Now in new companies, wanted her to work for them.
So, she became a contractor and loved it.
Without the redundancy, Catie would not have spent the last few years really living.
Married just a year, in the knowledge, they would be emigrating from the UK, back home to New Zealand.
She and her husband made the most of their proximity to the European continent.
They took countless weekend trips to Vienna for the opera, the ballet in France.
And anywhere else that piqued their interest.
They spent time with friends, saying their goodbyes.
And making new memories.
Then, they flew the scenic route to New Zealand, stopping to visit friends in countries along the way.
Eventually arriving in New Zealand, they were ready to settle into their new life. But it was not to be. Catie was diagnosed with terminal cancer almost as soon as she got home.
It was completely out of the blue.
A lifetime of coping with coeliac disease symptoms had masked the onset, and destruction, of bowel cancer.
Catie had confidence in me that I lacked.
Over our decade’s long friendship.
She pushed me to aim higher, to take the good that I deserved.
She had always given me sage advice.
Her diagnosis added a new urgency in her, to be heard.

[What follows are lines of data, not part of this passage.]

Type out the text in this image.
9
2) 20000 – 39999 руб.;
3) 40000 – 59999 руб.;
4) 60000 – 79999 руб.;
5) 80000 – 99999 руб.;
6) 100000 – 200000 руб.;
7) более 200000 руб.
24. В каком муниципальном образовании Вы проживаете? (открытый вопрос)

So, I listened. I quit my job.
And it was liberating.
I backed myself by starting my own consulting company, spurred on by Catie’s faith in me.
Some work started flowing my way.
But I had ample time to visit with Catie, as her health declined.
We made time for each other and spent wonderful afternoons just talking the hours away.
She urged my husband and me to make the move up north more permanent.
Knowing my deepest values, she reminded me of them.
“Spend time with your husband and your dogs. Paint, make art, write. Live. Do what you love!”.
She was right.
My husband and I now live in our beach house, with our wonderful old dogs.
I have time to pursue all my creative outlets, as well as taking long walks by the sea.
I am calmer and significantly happier.
Work is sporadic since Covid-19, but I have faith it will pick up again.
In the meantime, my art is going so well I may be able to start selling it.
I am writing.
And people are interested enough to read what I’ve written.
And, importantly, I am trying to see myself as Catie saw me. I will forever try to follow her advice, to keep backing myself and live to my values.